Yesterday’s hawkish tone from the FED, coupled with the consequent surge higher for the US dollar, appears to have finally provided the catalyst for silver’s breakout from its recent extended phase of price congestion which has seen the industrial metal trade in a narrow range throughout October, and neatly defined by the red and blue dotted lines of accumulation and distribution. The move lower for gold on the news, has continued this morning, with the precious metal plunging further and down to test the $1200 per ounce area in early trading, dragging silver down with it and through the $17 per ounce level, to currently trade at $16.85 per ounce on Globex. This morning’s price action for silver is key, as it has now moved through the potential support platform in the $17.25 per ounce region, and provided today’s price action holds well below this level, then the metal looks set to move deeper still as the bearish tone picks up the momentum from gold and the US dollar.

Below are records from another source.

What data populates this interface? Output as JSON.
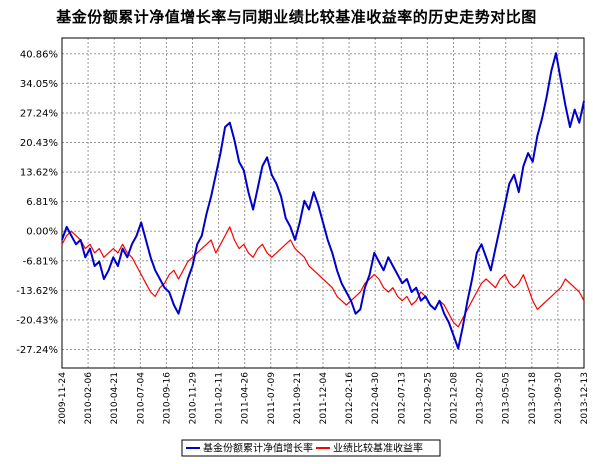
{
  "chart_data": {
    "type": "line",
    "title": "基金份额累计净值增长率与同期业绩比较基准收益率的历史走势对比图",
    "xlabel": "",
    "ylabel": "",
    "x_tick_labels": [
      "2009-11-24",
      "2010-02-06",
      "2010-04-21",
      "2010-07-04",
      "2010-09-16",
      "2010-11-29",
      "2011-02-11",
      "2011-04-26",
      "2011-07-09",
      "2011-09-21",
      "2011-12-04",
      "2012-02-16",
      "2012-04-30",
      "2012-07-13",
      "2012-09-25",
      "2012-12-08",
      "2013-02-20",
      "2013-05-05",
      "2013-07-18",
      "2013-09-30",
      "2013-12-13"
    ],
    "y_tick_labels": [
      "40.86%",
      "34.05%",
      "27.24%",
      "20.43%",
      "13.62%",
      "6.81%",
      "0.00%",
      "-6.81%",
      "-13.62%",
      "-20.43%",
      "-27.24%"
    ],
    "y_tick_values": [
      40.86,
      34.05,
      27.24,
      20.43,
      13.62,
      6.81,
      0.0,
      -6.81,
      -13.62,
      -20.43,
      -27.24
    ],
    "ylim": [
      -31.5,
      44.5
    ],
    "grid": true,
    "legend_position": "bottom",
    "series": [
      {
        "name": "基金份额累计净值增长率",
        "color": "#0000cc",
        "points": [
          [
            0,
            -2
          ],
          [
            2,
            1
          ],
          [
            4,
            -1
          ],
          [
            6,
            -3
          ],
          [
            8,
            -2
          ],
          [
            10,
            -6
          ],
          [
            12,
            -4
          ],
          [
            14,
            -8
          ],
          [
            16,
            -7
          ],
          [
            18,
            -11
          ],
          [
            20,
            -9
          ],
          [
            22,
            -6
          ],
          [
            24,
            -8
          ],
          [
            26,
            -4
          ],
          [
            28,
            -6
          ],
          [
            30,
            -3
          ],
          [
            32,
            -1
          ],
          [
            34,
            2
          ],
          [
            36,
            -2
          ],
          [
            38,
            -6
          ],
          [
            40,
            -9
          ],
          [
            42,
            -11
          ],
          [
            44,
            -13
          ],
          [
            46,
            -14
          ],
          [
            48,
            -17
          ],
          [
            50,
            -19
          ],
          [
            52,
            -15
          ],
          [
            54,
            -11
          ],
          [
            56,
            -8
          ],
          [
            58,
            -3
          ],
          [
            60,
            -1
          ],
          [
            62,
            4
          ],
          [
            64,
            8
          ],
          [
            66,
            13
          ],
          [
            68,
            18
          ],
          [
            70,
            24
          ],
          [
            72,
            25
          ],
          [
            74,
            21
          ],
          [
            76,
            16
          ],
          [
            78,
            14
          ],
          [
            80,
            9
          ],
          [
            82,
            5
          ],
          [
            84,
            10
          ],
          [
            86,
            15
          ],
          [
            88,
            17
          ],
          [
            90,
            13
          ],
          [
            92,
            11
          ],
          [
            94,
            8
          ],
          [
            96,
            3
          ],
          [
            98,
            1
          ],
          [
            100,
            -2
          ],
          [
            102,
            2
          ],
          [
            104,
            7
          ],
          [
            106,
            5
          ],
          [
            108,
            9
          ],
          [
            110,
            6
          ],
          [
            112,
            2
          ],
          [
            114,
            -2
          ],
          [
            116,
            -5
          ],
          [
            118,
            -9
          ],
          [
            120,
            -12
          ],
          [
            122,
            -14
          ],
          [
            124,
            -16
          ],
          [
            126,
            -19
          ],
          [
            128,
            -18
          ],
          [
            130,
            -13
          ],
          [
            132,
            -10
          ],
          [
            134,
            -5
          ],
          [
            136,
            -7
          ],
          [
            138,
            -9
          ],
          [
            140,
            -6
          ],
          [
            142,
            -8
          ],
          [
            144,
            -10
          ],
          [
            146,
            -12
          ],
          [
            148,
            -11
          ],
          [
            150,
            -14
          ],
          [
            152,
            -13
          ],
          [
            154,
            -16
          ],
          [
            156,
            -15
          ],
          [
            158,
            -17
          ],
          [
            160,
            -18
          ],
          [
            162,
            -16
          ],
          [
            164,
            -19
          ],
          [
            166,
            -21
          ],
          [
            168,
            -24
          ],
          [
            170,
            -27
          ],
          [
            172,
            -22
          ],
          [
            174,
            -16
          ],
          [
            176,
            -11
          ],
          [
            178,
            -5
          ],
          [
            180,
            -3
          ],
          [
            182,
            -6
          ],
          [
            184,
            -9
          ],
          [
            186,
            -4
          ],
          [
            188,
            1
          ],
          [
            190,
            6
          ],
          [
            192,
            11
          ],
          [
            194,
            13
          ],
          [
            196,
            9
          ],
          [
            198,
            15
          ],
          [
            200,
            18
          ],
          [
            202,
            16
          ],
          [
            204,
            22
          ],
          [
            206,
            26
          ],
          [
            208,
            31
          ],
          [
            210,
            37
          ],
          [
            212,
            41
          ],
          [
            214,
            35
          ],
          [
            216,
            29
          ],
          [
            218,
            24
          ],
          [
            220,
            28
          ],
          [
            222,
            25
          ],
          [
            224,
            30
          ]
        ]
      },
      {
        "name": "业绩比较基准收益率",
        "color": "#ff0000",
        "points": [
          [
            0,
            -3
          ],
          [
            2,
            -1
          ],
          [
            4,
            0
          ],
          [
            6,
            -1
          ],
          [
            8,
            -2
          ],
          [
            10,
            -4
          ],
          [
            12,
            -3
          ],
          [
            14,
            -5
          ],
          [
            16,
            -4
          ],
          [
            18,
            -6
          ],
          [
            20,
            -5
          ],
          [
            22,
            -4
          ],
          [
            24,
            -5
          ],
          [
            26,
            -3
          ],
          [
            28,
            -5
          ],
          [
            30,
            -6
          ],
          [
            32,
            -8
          ],
          [
            34,
            -10
          ],
          [
            36,
            -12
          ],
          [
            38,
            -14
          ],
          [
            40,
            -15
          ],
          [
            42,
            -13
          ],
          [
            44,
            -12
          ],
          [
            46,
            -10
          ],
          [
            48,
            -9
          ],
          [
            50,
            -11
          ],
          [
            52,
            -9
          ],
          [
            54,
            -7
          ],
          [
            56,
            -6
          ],
          [
            58,
            -5
          ],
          [
            60,
            -4
          ],
          [
            62,
            -3
          ],
          [
            64,
            -2
          ],
          [
            66,
            -5
          ],
          [
            68,
            -3
          ],
          [
            70,
            -1
          ],
          [
            72,
            1
          ],
          [
            74,
            -2
          ],
          [
            76,
            -4
          ],
          [
            78,
            -3
          ],
          [
            80,
            -5
          ],
          [
            82,
            -6
          ],
          [
            84,
            -4
          ],
          [
            86,
            -3
          ],
          [
            88,
            -5
          ],
          [
            90,
            -6
          ],
          [
            92,
            -5
          ],
          [
            94,
            -4
          ],
          [
            96,
            -3
          ],
          [
            98,
            -2
          ],
          [
            100,
            -4
          ],
          [
            102,
            -5
          ],
          [
            104,
            -6
          ],
          [
            106,
            -8
          ],
          [
            108,
            -9
          ],
          [
            110,
            -10
          ],
          [
            112,
            -11
          ],
          [
            114,
            -12
          ],
          [
            116,
            -13
          ],
          [
            118,
            -15
          ],
          [
            120,
            -16
          ],
          [
            122,
            -17
          ],
          [
            124,
            -16
          ],
          [
            126,
            -15
          ],
          [
            128,
            -14
          ],
          [
            130,
            -12
          ],
          [
            132,
            -11
          ],
          [
            134,
            -10
          ],
          [
            136,
            -11
          ],
          [
            138,
            -13
          ],
          [
            140,
            -14
          ],
          [
            142,
            -13
          ],
          [
            144,
            -15
          ],
          [
            146,
            -16
          ],
          [
            148,
            -15
          ],
          [
            150,
            -17
          ],
          [
            152,
            -16
          ],
          [
            154,
            -14
          ],
          [
            156,
            -15
          ],
          [
            158,
            -17
          ],
          [
            160,
            -18
          ],
          [
            162,
            -16
          ],
          [
            164,
            -17
          ],
          [
            166,
            -19
          ],
          [
            168,
            -21
          ],
          [
            170,
            -22
          ],
          [
            172,
            -20
          ],
          [
            174,
            -18
          ],
          [
            176,
            -16
          ],
          [
            178,
            -14
          ],
          [
            180,
            -12
          ],
          [
            182,
            -11
          ],
          [
            184,
            -12
          ],
          [
            186,
            -13
          ],
          [
            188,
            -11
          ],
          [
            190,
            -10
          ],
          [
            192,
            -12
          ],
          [
            194,
            -13
          ],
          [
            196,
            -12
          ],
          [
            198,
            -10
          ],
          [
            200,
            -13
          ],
          [
            202,
            -16
          ],
          [
            204,
            -18
          ],
          [
            206,
            -17
          ],
          [
            208,
            -16
          ],
          [
            210,
            -15
          ],
          [
            212,
            -14
          ],
          [
            214,
            -13
          ],
          [
            216,
            -11
          ],
          [
            218,
            -12
          ],
          [
            220,
            -13
          ],
          [
            222,
            -14
          ],
          [
            224,
            -16
          ]
        ]
      }
    ]
  }
}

The congestion phase for silver has been particularly well defined, both by the accumulation and distribution zones, along with the pivot highs and pivot lows. The two pivot highs reinforced the resistance in the $17.70 per ounce region which was then repeatedly tested, and punctuated with the long legged doji candle of the 15th October, sending a clear signal of both market indecision and a lack of direction. The pivot lows on the other hand have confirmed the platform of support currently being breached in the $17.25 per ounce area, and should the daily candle close with a wide spread and associated high volume, this will validate and confirm the bearish picture for silver. The next intermediate level of potential support now awaits in the $15.80 per ounce area, and any move through here could see silver then test the deeper platform of accumulation in the $13.00 per ounce area. The heady days of $50 per ounce for silver are now but a dim and distant memory, and with the prospect of further gains for the US dollar, and with a heavily bearish picture for gold, the outlook for silver remains negative, with the possibility of a return to single figures in the longer term.
Returning to the FED, if their analysis of the US economy is correct, then for silver this may prove to be the catalyst for a reversal in sentiment, with a consequent increase in demand for the metal. A slim hope at present, and certainly a longer term view. In the short term, expect to see silver decline further as the two metals spiral lower driven by the technical and fundamental landscape.